Les entreprises vendéennes ne sont pas les seules à s’adosser au Vendée Globe. Le territoire de la Loire-Atlantique sera aussi représenté avec Advens, le fleuron européen de la cybersécurité qui est partenaire titre et technologique de l’écurie de course au large TR Racing. L’entreprise lilloise qui dispose d’un bureau à Nantes (une quarantaine de collaborateurs) depuis 2020 n’aura pas un mais deux voiliers Imoca, portant le même nom « Vulnerable », sur la ligne de départ. Si l’événement est l’occasion d’initier une campagne avec pour objectif de porter un autre regard sur la vulnérabilité, il est aussi l’opportunité de créer un mouvement collectif avec la présence de 900 collaborateurs et partenaires (Entourage, Team for the Planet).

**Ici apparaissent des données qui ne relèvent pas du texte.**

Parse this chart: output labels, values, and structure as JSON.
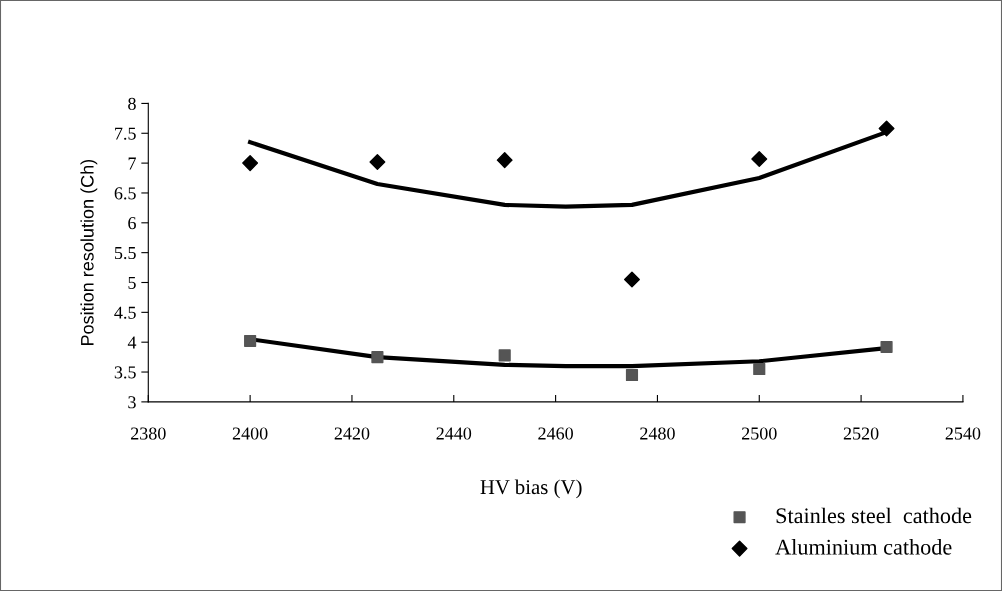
{
  "chart_data": {
    "type": "scatter",
    "xlabel": "HV bias (V)",
    "ylabel": "Position resolution (Ch)",
    "x": [
      2400,
      2425,
      2450,
      2475,
      2500,
      2525
    ],
    "series": [
      {
        "name": "Stainles steel  cathode",
        "color": "#555555",
        "marker": "square",
        "values": [
          4.02,
          3.75,
          3.78,
          3.45,
          3.55,
          3.92
        ]
      },
      {
        "name": "Aluminium cathode",
        "color": "#000000",
        "marker": "diamond",
        "values": [
          7.0,
          7.02,
          7.05,
          5.05,
          7.07,
          7.58
        ]
      },
      {
        "type": "line",
        "color": "#000000",
        "marker": "none",
        "x": [
          2400,
          2425,
          2450,
          2462,
          2475,
          2500,
          2525
        ],
        "values": [
          7.35,
          6.65,
          6.3,
          6.27,
          6.3,
          6.75,
          7.52
        ]
      },
      {
        "type": "line",
        "color": "#000000",
        "marker": "none",
        "x": [
          2400,
          2425,
          2450,
          2462,
          2475,
          2500,
          2525
        ],
        "values": [
          4.05,
          3.75,
          3.62,
          3.6,
          3.6,
          3.68,
          3.9
        ]
      }
    ],
    "xlim": [
      2380,
      2540
    ],
    "xticks": [
      2380,
      2400,
      2420,
      2440,
      2460,
      2480,
      2500,
      2520,
      2540
    ],
    "ylim": [
      3,
      8
    ],
    "yticks": [
      3,
      3.5,
      4,
      4.5,
      5,
      5.5,
      6,
      6.5,
      7,
      7.5,
      8
    ],
    "grid": false,
    "legend": "bottom right"
  }
}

Les deux skippers Thomas Ruyant et Sam Goodchild seront les ambassadeurs d’une campagne sur la vulnérabilité, initiée par Advens. PIERRE BOURAS / TR RACING

Cette fois-ci, le budget annuel s’élève à 7 M€, soit près de 12 % de son chiffre d’affaires établi à 59 M€ en 2023. « Cette opération dépasse le cadre du sponsoring classique. Elle ne consiste pas à acheter de la visibilité mais à être un accélérateur de notre modèle de performance globale. Nous utilisons la puissance mobilisatrice du sport pas tant pour faire connaître la marque Advens que pour faire connaître notre raison d’être et le modèle de l’entreprise. Les retombées doivent être à la fois économiques mais surtout sociales et environnementales. Ce qui permet de renforcer l’ancrage d’Advens. C’est donc une opération hyper rentable ! Les retombées dépassent largement l’investissement. Tous nos indicateurs sont au vert (une croissance annuelle de 30 % et 15 % d’Ebitda, une capacité à recruter 150 collaborateurs par an) et le Vendée Globe y contribue », déclare Grégoire Ducret, CEO.

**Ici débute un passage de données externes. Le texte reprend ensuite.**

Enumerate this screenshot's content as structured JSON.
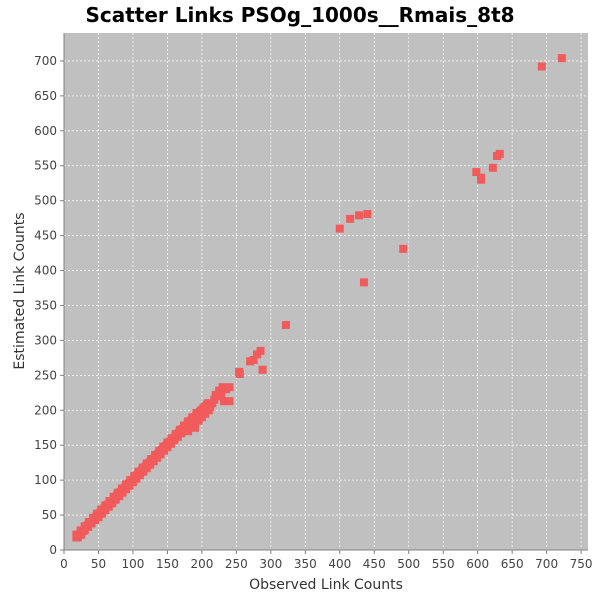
{
  "chart_data": {
    "type": "scatter",
    "title": "Scatter Links PSOg_1000s__Rmais_8t8",
    "xlabel": "Observed Link Counts",
    "ylabel": "Estimated Link Counts",
    "xlim": [
      0,
      760
    ],
    "ylim": [
      0,
      740
    ],
    "x_ticks": [
      0,
      50,
      100,
      150,
      200,
      250,
      300,
      350,
      400,
      450,
      500,
      550,
      600,
      650,
      700,
      750
    ],
    "y_ticks": [
      0,
      50,
      100,
      150,
      200,
      250,
      300,
      350,
      400,
      450,
      500,
      550,
      600,
      650,
      700
    ],
    "x_tick_labels": [
      "0",
      "50",
      "100",
      "150",
      "200",
      "250",
      "300",
      "350",
      "400",
      "450",
      "500",
      "550",
      "600",
      "650",
      "700",
      "750"
    ],
    "y_tick_labels": [
      "0",
      "50",
      "100",
      "150",
      "200",
      "250",
      "300",
      "350",
      "400",
      "450",
      "500",
      "550",
      "600",
      "650",
      "700"
    ],
    "grid": true,
    "legend": "none",
    "colors": {
      "plot_bg": "#c0c0c0",
      "point": "#f15b5b",
      "grid": "#ffffff"
    },
    "series": [
      {
        "points": [
          [
            18,
            18
          ],
          [
            20,
            20
          ],
          [
            22,
            22
          ],
          [
            24,
            22
          ],
          [
            25,
            25
          ],
          [
            27,
            27
          ],
          [
            29,
            28
          ],
          [
            30,
            30
          ],
          [
            32,
            33
          ],
          [
            34,
            35
          ],
          [
            35,
            35
          ],
          [
            37,
            38
          ],
          [
            39,
            40
          ],
          [
            40,
            40
          ],
          [
            42,
            43
          ],
          [
            44,
            45
          ],
          [
            45,
            45
          ],
          [
            47,
            48
          ],
          [
            49,
            50
          ],
          [
            50,
            50
          ],
          [
            52,
            53
          ],
          [
            54,
            55
          ],
          [
            55,
            55
          ],
          [
            57,
            58
          ],
          [
            59,
            60
          ],
          [
            60,
            60
          ],
          [
            62,
            63
          ],
          [
            64,
            65
          ],
          [
            65,
            65
          ],
          [
            67,
            68
          ],
          [
            69,
            70
          ],
          [
            70,
            70
          ],
          [
            72,
            73
          ],
          [
            74,
            75
          ],
          [
            75,
            75
          ],
          [
            77,
            78
          ],
          [
            79,
            80
          ],
          [
            80,
            80
          ],
          [
            82,
            83
          ],
          [
            84,
            85
          ],
          [
            85,
            85
          ],
          [
            87,
            88
          ],
          [
            89,
            90
          ],
          [
            90,
            90
          ],
          [
            92,
            93
          ],
          [
            94,
            95
          ],
          [
            95,
            95
          ],
          [
            97,
            98
          ],
          [
            99,
            100
          ],
          [
            100,
            100
          ],
          [
            102,
            103
          ],
          [
            104,
            105
          ],
          [
            105,
            105
          ],
          [
            107,
            108
          ],
          [
            109,
            110
          ],
          [
            110,
            110
          ],
          [
            112,
            113
          ],
          [
            114,
            115
          ],
          [
            115,
            115
          ],
          [
            117,
            118
          ],
          [
            119,
            120
          ],
          [
            120,
            120
          ],
          [
            122,
            123
          ],
          [
            124,
            125
          ],
          [
            125,
            125
          ],
          [
            127,
            128
          ],
          [
            129,
            130
          ],
          [
            130,
            130
          ],
          [
            132,
            133
          ],
          [
            134,
            135
          ],
          [
            135,
            135
          ],
          [
            137,
            138
          ],
          [
            139,
            140
          ],
          [
            140,
            140
          ],
          [
            142,
            143
          ],
          [
            144,
            145
          ],
          [
            145,
            145
          ],
          [
            147,
            148
          ],
          [
            149,
            150
          ],
          [
            150,
            150
          ],
          [
            152,
            153
          ],
          [
            154,
            155
          ],
          [
            155,
            155
          ],
          [
            157,
            158
          ],
          [
            159,
            160
          ],
          [
            160,
            160
          ],
          [
            162,
            163
          ],
          [
            164,
            165
          ],
          [
            165,
            165
          ],
          [
            167,
            168
          ],
          [
            169,
            170
          ],
          [
            170,
            170
          ],
          [
            172,
            173
          ],
          [
            174,
            175
          ],
          [
            175,
            175
          ],
          [
            177,
            178
          ],
          [
            179,
            180
          ],
          [
            180,
            180
          ],
          [
            182,
            183
          ],
          [
            184,
            185
          ],
          [
            185,
            185
          ],
          [
            187,
            188
          ],
          [
            189,
            190
          ],
          [
            190,
            190
          ],
          [
            192,
            193
          ],
          [
            194,
            195
          ],
          [
            195,
            195
          ],
          [
            197,
            198
          ],
          [
            199,
            200
          ],
          [
            200,
            200
          ],
          [
            202,
            203
          ],
          [
            204,
            205
          ],
          [
            205,
            205
          ],
          [
            207,
            208
          ],
          [
            209,
            210
          ],
          [
            210,
            210
          ],
          [
            20,
            18
          ],
          [
            25,
            22
          ],
          [
            30,
            28
          ],
          [
            35,
            33
          ],
          [
            40,
            38
          ],
          [
            45,
            43
          ],
          [
            50,
            47
          ],
          [
            55,
            52
          ],
          [
            60,
            57
          ],
          [
            65,
            62
          ],
          [
            70,
            67
          ],
          [
            75,
            72
          ],
          [
            80,
            77
          ],
          [
            85,
            82
          ],
          [
            90,
            87
          ],
          [
            95,
            92
          ],
          [
            100,
            97
          ],
          [
            105,
            102
          ],
          [
            110,
            107
          ],
          [
            115,
            112
          ],
          [
            120,
            117
          ],
          [
            125,
            122
          ],
          [
            130,
            127
          ],
          [
            135,
            132
          ],
          [
            140,
            137
          ],
          [
            145,
            142
          ],
          [
            150,
            147
          ],
          [
            155,
            152
          ],
          [
            160,
            157
          ],
          [
            165,
            162
          ],
          [
            170,
            167
          ],
          [
            175,
            172
          ],
          [
            180,
            177
          ],
          [
            185,
            182
          ],
          [
            190,
            187
          ],
          [
            195,
            192
          ],
          [
            200,
            197
          ],
          [
            18,
            22
          ],
          [
            24,
            28
          ],
          [
            30,
            34
          ],
          [
            36,
            40
          ],
          [
            42,
            46
          ],
          [
            48,
            52
          ],
          [
            54,
            58
          ],
          [
            60,
            64
          ],
          [
            66,
            70
          ],
          [
            72,
            76
          ],
          [
            78,
            82
          ],
          [
            84,
            88
          ],
          [
            90,
            94
          ],
          [
            96,
            100
          ],
          [
            102,
            106
          ],
          [
            108,
            112
          ],
          [
            114,
            118
          ],
          [
            120,
            124
          ],
          [
            126,
            130
          ],
          [
            132,
            136
          ],
          [
            138,
            142
          ],
          [
            144,
            148
          ],
          [
            150,
            154
          ],
          [
            156,
            160
          ],
          [
            162,
            166
          ],
          [
            168,
            172
          ],
          [
            174,
            178
          ],
          [
            180,
            184
          ],
          [
            186,
            190
          ],
          [
            192,
            196
          ],
          [
            180,
            170
          ],
          [
            185,
            178
          ],
          [
            190,
            175
          ],
          [
            195,
            185
          ],
          [
            200,
            190
          ],
          [
            205,
            195
          ],
          [
            210,
            200
          ],
          [
            212,
            205
          ],
          [
            215,
            210
          ],
          [
            218,
            215
          ],
          [
            220,
            222
          ],
          [
            225,
            228
          ],
          [
            228,
            220
          ],
          [
            230,
            233
          ],
          [
            235,
            230
          ],
          [
            240,
            233
          ],
          [
            232,
            213
          ],
          [
            240,
            213
          ],
          [
            254,
            255
          ],
          [
            255,
            252
          ],
          [
            270,
            270
          ],
          [
            275,
            272
          ],
          [
            280,
            280
          ],
          [
            285,
            285
          ],
          [
            288,
            258
          ],
          [
            322,
            322
          ],
          [
            400,
            460
          ],
          [
            415,
            474
          ],
          [
            428,
            479
          ],
          [
            440,
            481
          ],
          [
            435,
            383
          ],
          [
            492,
            431
          ],
          [
            598,
            541
          ],
          [
            605,
            533
          ],
          [
            605,
            530
          ],
          [
            622,
            547
          ],
          [
            628,
            564
          ],
          [
            632,
            567
          ],
          [
            693,
            692
          ],
          [
            722,
            704
          ]
        ]
      }
    ]
  }
}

Autre entreprise ligérienne à associer son nom à l’événement : Giffard Manutention à Carquefou (150 salariés – 36 M€ de CA) dotée d’une agence aux Herbiers depuis 2023 avec plus de 150 clients en Vendée. Si l’entreprise est plus coutumière du sponsoring sportif (elle est notamment sponsor du FC Nantes), en revanche, c’est la première fois qu’elle s’élance dans le Vendée Globe en soutenant le skipper Manuel Cousin aux côtés de quatre autres sponsors majoritaires, moyennant un budget de 150 k€. Une enveloppe à laquelle s’ajoute 10 à 15 k€ pour les opérations annexes. À la clé ? Afficher son logo notamment sur la voile principale. Si pour la directrice Gaëlle Giffard, il est difficile de quantifier le retour sur investissement, Anaïs Brénugat, la chargée de communication à l’origine du sponsoring, reconnaît que c’est excellent pour le business. « Être sponsor du Vendée Globe nous a aidés à signer des affaires. » Mais aussi pour la cohésion d’équipe. « Nos collaborateurs sont fiers de voir l’entreprise participer à un tel événement », se félicite Gaëlle Giffard qui envisage d’ores et déjà de continuer l’aventure.